Es gibt eine letzte wichtige Figur, auf die ich noch eintreten möchte. Das ist der
Fliegerleutnant Hartmann. Auch er hat geglaubt, dass er als Flieger für eine gerechte Sache kämpft. Er ist in der Gemeinschaft der Hitlerjugend gross geworden
und in ihm gleichsam ein zweiter Harras angelegt. Aber seine Begeisterung ist
echt, bis er von seiner Braut, dem Pützchen, verlassen wird, weil er von seiner
Urgrossmutter her keinen arischen Stammbaum nachweisen kann und so für eine
Karriere nicht mehr in Betracht kommt. Er kehrt im Innersten erschüttert und verwundet von der Ostfront zurück, er war Zeuge von den Gräueltaten der Wehrmacht, hat mit ansehen müssen, wie man wehrlose Menschen gefoltert und erschossen hat. Ihn überzeugt Harras, dass die Rassenlehre Unsinn ist, auf Menschen wie ihn setzt er alle Hoffnung auf die Zeit nach dem Krieg. Denn „des Teufels
General“ ist nicht zuletzt, trotz aller Schwächen, der Versuch einer Ehrenrettung
des anderen, besseren Deutschlands. Gerade weil die Figuren nicht Prizipienträger,
sondern Menschen sind, gelingt es ihm zu zeigen, dass trotz aller Schuld auch eine
Zukunft möglich ist.
Vielleicht ist diese Funktion des Stücks, heute, mehr als siebzig Jahre danach, verblasst.
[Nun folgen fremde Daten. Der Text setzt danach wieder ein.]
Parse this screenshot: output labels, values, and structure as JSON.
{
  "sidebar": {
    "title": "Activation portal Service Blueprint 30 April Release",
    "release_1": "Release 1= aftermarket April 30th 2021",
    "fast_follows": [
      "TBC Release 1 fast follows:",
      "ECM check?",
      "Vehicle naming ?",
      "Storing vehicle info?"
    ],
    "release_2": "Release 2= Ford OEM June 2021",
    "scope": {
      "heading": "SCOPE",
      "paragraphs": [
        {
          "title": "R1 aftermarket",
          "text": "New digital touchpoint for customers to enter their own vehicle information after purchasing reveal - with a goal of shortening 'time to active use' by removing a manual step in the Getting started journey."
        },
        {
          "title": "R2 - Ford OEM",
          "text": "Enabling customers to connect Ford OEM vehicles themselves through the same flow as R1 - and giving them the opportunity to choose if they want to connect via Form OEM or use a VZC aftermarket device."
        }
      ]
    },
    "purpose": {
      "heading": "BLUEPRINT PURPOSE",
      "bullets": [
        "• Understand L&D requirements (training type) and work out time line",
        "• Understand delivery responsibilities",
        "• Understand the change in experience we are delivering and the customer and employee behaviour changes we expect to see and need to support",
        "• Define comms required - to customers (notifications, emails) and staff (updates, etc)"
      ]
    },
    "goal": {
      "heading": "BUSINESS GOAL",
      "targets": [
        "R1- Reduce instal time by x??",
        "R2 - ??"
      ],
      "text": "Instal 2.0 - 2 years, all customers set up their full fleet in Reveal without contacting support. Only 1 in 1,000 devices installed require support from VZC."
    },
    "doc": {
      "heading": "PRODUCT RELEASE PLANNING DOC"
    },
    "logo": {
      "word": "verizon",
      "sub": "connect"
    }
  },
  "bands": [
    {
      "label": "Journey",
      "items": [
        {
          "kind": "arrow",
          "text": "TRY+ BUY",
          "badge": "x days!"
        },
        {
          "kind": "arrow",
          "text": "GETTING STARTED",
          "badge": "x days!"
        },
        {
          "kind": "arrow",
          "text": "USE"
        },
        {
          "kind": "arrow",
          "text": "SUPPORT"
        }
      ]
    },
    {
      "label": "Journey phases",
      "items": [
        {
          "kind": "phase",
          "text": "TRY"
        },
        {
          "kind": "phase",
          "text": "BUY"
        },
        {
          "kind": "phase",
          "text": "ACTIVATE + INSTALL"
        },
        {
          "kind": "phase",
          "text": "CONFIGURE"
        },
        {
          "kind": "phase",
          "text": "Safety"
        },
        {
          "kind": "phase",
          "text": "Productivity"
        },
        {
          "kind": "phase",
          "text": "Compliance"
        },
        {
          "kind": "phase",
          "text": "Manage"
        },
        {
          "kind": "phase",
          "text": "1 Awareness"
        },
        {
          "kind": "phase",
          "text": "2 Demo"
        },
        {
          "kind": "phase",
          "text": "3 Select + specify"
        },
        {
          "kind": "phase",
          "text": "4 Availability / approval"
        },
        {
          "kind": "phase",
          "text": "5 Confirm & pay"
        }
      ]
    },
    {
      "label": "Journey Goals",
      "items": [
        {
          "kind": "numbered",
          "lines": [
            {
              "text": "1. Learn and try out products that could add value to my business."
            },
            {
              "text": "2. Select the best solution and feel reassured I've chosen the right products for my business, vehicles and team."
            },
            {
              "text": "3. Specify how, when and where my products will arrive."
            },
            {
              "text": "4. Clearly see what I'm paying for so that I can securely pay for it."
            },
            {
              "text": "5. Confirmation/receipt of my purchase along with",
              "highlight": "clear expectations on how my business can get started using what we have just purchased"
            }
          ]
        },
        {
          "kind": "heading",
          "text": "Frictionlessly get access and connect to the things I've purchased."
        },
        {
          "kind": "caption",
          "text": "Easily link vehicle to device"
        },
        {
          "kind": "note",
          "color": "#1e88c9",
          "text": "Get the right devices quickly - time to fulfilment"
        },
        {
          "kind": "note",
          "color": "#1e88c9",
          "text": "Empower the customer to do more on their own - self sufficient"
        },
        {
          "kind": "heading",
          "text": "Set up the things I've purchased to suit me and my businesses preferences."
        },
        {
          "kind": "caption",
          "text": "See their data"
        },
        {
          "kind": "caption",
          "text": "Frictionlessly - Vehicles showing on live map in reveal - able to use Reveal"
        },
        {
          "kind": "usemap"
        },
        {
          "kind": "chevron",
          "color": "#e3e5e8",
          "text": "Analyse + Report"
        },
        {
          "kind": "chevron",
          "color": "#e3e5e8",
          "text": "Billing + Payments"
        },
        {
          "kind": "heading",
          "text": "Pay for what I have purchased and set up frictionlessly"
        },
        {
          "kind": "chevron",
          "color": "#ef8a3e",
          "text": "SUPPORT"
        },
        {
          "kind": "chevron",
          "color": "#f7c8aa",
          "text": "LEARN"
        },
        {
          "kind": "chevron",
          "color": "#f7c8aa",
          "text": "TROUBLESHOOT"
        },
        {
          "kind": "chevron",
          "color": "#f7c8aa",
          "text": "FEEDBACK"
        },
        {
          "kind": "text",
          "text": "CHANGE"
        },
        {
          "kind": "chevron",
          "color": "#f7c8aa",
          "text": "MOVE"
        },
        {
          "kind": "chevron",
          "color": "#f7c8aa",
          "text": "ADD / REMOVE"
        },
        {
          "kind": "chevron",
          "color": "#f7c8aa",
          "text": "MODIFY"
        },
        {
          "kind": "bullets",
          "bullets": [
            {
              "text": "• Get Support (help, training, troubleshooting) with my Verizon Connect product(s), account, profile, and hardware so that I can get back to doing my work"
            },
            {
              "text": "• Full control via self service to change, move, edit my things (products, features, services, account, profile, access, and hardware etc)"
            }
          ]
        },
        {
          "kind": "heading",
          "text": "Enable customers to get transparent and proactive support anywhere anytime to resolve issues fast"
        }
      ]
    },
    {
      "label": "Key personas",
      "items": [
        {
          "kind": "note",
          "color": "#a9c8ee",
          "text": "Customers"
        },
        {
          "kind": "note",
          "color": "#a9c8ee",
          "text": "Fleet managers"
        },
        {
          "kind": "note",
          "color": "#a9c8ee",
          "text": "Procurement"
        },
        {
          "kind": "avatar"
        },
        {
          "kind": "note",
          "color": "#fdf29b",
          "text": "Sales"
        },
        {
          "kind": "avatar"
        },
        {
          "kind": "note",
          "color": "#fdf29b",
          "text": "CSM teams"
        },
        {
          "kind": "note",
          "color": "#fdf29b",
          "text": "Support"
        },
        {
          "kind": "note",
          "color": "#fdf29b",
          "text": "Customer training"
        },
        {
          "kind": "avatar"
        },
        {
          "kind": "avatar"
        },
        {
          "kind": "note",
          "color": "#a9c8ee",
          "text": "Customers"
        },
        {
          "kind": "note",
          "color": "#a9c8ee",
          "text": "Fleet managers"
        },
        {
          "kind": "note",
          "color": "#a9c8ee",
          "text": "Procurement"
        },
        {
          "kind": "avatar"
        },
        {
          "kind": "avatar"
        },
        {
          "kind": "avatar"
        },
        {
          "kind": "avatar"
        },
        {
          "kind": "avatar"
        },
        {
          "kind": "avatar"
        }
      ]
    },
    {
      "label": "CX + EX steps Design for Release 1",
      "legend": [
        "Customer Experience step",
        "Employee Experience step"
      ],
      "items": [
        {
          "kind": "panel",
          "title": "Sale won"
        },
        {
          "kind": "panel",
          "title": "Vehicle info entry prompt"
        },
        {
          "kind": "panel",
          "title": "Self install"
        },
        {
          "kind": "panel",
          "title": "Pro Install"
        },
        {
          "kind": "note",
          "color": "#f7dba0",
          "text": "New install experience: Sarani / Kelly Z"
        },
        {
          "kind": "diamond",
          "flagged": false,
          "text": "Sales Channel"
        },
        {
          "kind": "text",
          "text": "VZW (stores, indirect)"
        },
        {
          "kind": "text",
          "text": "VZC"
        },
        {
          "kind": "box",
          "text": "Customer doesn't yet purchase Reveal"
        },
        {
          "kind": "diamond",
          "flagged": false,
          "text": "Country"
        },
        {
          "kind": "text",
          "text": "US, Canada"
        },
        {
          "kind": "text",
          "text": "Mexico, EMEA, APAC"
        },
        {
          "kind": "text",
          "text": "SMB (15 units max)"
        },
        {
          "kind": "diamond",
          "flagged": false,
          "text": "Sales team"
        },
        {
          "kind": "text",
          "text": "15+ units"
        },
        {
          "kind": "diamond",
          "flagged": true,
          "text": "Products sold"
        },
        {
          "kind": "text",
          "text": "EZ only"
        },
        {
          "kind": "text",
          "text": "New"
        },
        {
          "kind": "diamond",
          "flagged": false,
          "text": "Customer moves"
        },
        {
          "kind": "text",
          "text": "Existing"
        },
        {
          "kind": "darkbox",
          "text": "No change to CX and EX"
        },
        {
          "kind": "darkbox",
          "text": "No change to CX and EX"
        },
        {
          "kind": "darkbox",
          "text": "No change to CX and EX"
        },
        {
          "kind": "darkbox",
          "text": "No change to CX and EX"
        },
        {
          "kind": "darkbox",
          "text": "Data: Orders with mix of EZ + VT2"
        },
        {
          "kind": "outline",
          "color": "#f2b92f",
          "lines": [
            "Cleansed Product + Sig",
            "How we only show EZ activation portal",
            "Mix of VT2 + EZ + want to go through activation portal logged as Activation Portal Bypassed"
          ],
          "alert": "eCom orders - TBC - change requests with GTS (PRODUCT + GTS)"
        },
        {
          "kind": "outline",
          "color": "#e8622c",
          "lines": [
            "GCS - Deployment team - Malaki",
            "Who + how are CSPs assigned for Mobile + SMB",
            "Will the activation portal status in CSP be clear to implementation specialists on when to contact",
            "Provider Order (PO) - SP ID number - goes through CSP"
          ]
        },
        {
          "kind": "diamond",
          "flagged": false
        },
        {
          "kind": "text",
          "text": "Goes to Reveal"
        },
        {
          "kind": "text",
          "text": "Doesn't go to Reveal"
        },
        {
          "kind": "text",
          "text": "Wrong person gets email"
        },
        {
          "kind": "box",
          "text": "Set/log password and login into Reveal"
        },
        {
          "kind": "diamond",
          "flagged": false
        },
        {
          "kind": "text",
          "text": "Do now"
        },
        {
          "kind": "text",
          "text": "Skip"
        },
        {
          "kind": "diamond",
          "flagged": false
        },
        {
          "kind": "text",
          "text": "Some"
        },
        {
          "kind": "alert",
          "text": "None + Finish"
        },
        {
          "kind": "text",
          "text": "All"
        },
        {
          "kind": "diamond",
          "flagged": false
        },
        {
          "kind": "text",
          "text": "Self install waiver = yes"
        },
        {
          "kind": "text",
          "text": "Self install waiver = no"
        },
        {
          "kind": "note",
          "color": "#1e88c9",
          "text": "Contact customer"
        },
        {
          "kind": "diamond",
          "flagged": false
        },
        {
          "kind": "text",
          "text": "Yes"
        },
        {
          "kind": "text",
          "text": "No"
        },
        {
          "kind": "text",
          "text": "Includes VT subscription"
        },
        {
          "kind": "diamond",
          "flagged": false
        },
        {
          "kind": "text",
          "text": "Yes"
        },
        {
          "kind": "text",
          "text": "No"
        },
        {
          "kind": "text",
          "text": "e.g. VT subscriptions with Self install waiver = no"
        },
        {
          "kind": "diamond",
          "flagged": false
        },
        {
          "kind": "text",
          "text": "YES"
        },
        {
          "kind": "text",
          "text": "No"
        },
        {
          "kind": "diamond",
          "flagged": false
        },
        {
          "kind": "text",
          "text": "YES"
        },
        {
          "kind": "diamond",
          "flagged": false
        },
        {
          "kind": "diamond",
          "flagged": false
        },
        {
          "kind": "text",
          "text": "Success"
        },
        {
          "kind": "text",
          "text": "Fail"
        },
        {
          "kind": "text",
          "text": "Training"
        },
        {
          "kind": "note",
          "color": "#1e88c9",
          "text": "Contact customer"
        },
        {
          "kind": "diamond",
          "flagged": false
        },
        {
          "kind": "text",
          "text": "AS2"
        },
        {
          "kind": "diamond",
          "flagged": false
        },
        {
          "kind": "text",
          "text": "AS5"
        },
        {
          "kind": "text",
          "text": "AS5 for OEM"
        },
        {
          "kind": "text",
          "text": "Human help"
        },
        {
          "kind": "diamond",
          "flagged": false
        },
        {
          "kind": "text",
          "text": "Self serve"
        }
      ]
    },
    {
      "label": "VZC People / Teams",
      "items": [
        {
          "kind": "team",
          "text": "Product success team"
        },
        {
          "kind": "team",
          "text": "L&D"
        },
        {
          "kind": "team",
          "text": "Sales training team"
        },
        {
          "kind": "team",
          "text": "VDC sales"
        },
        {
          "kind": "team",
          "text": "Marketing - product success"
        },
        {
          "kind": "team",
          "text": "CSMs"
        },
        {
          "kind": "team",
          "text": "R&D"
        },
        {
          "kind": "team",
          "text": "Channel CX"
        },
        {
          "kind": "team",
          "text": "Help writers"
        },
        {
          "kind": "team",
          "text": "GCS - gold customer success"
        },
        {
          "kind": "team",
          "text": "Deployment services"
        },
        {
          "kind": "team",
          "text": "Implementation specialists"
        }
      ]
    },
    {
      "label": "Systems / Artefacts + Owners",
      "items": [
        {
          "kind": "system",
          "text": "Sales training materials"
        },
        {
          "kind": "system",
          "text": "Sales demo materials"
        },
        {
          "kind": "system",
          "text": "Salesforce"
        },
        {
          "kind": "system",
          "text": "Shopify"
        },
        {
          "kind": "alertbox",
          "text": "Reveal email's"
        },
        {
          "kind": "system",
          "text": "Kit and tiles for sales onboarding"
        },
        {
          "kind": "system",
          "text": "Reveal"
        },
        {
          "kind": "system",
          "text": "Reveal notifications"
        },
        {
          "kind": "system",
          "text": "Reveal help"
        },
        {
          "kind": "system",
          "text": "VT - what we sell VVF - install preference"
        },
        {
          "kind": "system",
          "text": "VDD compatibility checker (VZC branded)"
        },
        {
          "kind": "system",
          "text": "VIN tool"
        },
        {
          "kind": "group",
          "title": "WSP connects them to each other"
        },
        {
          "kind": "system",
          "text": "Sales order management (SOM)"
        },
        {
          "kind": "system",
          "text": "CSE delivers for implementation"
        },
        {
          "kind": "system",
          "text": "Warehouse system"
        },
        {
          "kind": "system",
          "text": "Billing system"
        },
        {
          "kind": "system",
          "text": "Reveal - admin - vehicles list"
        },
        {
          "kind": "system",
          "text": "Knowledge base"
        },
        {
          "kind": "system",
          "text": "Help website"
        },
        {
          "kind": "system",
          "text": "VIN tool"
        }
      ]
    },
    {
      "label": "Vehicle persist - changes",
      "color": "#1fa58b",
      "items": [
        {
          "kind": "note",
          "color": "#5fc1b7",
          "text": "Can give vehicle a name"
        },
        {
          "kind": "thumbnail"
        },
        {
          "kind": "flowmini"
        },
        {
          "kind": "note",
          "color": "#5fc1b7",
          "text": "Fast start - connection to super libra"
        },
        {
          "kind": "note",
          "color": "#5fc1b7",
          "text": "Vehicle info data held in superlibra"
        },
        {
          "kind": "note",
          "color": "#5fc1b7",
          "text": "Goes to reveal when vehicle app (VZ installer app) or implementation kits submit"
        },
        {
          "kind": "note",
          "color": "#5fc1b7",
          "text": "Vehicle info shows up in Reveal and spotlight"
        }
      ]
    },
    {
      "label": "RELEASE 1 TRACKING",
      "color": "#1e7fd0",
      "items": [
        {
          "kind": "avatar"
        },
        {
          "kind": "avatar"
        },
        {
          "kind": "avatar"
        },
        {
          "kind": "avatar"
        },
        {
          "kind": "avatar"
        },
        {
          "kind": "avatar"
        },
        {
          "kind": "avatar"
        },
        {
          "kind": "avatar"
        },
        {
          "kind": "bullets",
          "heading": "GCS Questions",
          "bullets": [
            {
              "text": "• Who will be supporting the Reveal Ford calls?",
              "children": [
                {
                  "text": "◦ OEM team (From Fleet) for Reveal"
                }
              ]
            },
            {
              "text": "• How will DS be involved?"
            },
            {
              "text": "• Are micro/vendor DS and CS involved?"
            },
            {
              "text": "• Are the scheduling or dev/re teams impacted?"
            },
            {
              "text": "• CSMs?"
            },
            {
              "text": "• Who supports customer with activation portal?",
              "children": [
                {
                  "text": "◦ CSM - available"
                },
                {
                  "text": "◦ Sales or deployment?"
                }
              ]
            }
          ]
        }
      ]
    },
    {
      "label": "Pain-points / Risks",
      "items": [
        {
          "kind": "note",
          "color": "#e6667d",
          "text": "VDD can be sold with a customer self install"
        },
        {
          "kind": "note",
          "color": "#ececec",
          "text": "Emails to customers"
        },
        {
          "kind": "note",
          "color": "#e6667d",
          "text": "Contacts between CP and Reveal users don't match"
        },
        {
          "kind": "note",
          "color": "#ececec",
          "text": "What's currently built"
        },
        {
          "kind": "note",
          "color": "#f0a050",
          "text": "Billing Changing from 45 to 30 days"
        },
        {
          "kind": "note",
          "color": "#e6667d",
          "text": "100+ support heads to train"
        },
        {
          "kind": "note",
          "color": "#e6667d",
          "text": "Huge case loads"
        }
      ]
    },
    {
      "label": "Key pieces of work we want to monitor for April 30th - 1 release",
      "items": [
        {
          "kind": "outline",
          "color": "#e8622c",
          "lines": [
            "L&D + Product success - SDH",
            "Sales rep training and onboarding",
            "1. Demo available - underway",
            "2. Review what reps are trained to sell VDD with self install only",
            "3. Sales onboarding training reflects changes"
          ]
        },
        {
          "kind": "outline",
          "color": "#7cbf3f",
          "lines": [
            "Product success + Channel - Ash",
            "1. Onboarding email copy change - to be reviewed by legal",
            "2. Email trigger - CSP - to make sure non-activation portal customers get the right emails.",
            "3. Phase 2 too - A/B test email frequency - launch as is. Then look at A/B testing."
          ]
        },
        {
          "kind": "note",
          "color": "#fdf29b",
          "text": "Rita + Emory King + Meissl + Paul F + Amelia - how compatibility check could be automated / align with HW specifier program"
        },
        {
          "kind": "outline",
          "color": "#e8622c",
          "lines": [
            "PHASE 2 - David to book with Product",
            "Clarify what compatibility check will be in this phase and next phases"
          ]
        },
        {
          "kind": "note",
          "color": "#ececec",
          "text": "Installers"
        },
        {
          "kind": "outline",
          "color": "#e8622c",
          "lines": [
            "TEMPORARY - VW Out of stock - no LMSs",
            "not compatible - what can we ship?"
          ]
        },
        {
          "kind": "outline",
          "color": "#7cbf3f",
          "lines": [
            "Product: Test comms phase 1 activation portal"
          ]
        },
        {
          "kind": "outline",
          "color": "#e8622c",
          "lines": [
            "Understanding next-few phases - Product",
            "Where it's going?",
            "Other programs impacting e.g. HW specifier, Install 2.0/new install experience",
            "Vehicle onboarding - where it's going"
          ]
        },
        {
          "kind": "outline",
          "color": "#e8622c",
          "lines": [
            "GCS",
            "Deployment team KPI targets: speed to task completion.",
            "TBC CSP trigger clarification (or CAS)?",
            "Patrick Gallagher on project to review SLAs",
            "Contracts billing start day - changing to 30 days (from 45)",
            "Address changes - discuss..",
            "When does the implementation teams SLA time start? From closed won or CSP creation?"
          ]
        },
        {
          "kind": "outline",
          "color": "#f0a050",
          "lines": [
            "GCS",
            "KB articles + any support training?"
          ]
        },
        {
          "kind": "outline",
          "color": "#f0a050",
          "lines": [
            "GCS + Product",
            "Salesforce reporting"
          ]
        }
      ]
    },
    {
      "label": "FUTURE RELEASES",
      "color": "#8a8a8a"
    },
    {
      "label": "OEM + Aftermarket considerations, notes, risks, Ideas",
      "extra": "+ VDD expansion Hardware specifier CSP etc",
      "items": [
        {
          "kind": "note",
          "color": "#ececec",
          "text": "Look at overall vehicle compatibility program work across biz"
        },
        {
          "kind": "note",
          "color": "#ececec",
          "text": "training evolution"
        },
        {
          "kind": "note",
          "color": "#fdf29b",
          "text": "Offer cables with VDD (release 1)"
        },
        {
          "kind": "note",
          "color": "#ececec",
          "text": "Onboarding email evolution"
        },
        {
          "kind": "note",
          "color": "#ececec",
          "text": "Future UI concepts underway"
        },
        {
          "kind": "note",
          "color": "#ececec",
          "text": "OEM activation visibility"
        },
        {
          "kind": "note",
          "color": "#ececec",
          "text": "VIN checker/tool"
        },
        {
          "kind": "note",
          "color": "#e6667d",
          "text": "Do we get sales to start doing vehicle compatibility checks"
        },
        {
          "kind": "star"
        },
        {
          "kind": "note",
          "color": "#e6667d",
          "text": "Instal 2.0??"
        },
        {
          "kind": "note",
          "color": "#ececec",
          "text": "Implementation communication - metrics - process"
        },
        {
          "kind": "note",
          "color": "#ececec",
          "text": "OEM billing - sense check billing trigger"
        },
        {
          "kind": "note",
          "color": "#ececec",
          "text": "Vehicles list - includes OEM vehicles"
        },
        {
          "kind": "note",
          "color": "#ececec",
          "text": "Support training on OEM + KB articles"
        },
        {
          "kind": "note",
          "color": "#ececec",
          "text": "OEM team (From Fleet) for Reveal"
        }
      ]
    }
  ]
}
Aber Zuckmayer hat es gewagt, ganz kurz nach dem Ende des Dritten
Reichs genau diese brennenden Fragen zur Sprache zu bringen, sie auf der Bühne
sichtbar zu machen, jene Fragen, die nach dem Zusammenbruch alle Menschen in
Europa beschäftigt haben und immer – besonders heute – wieder beschäftigen.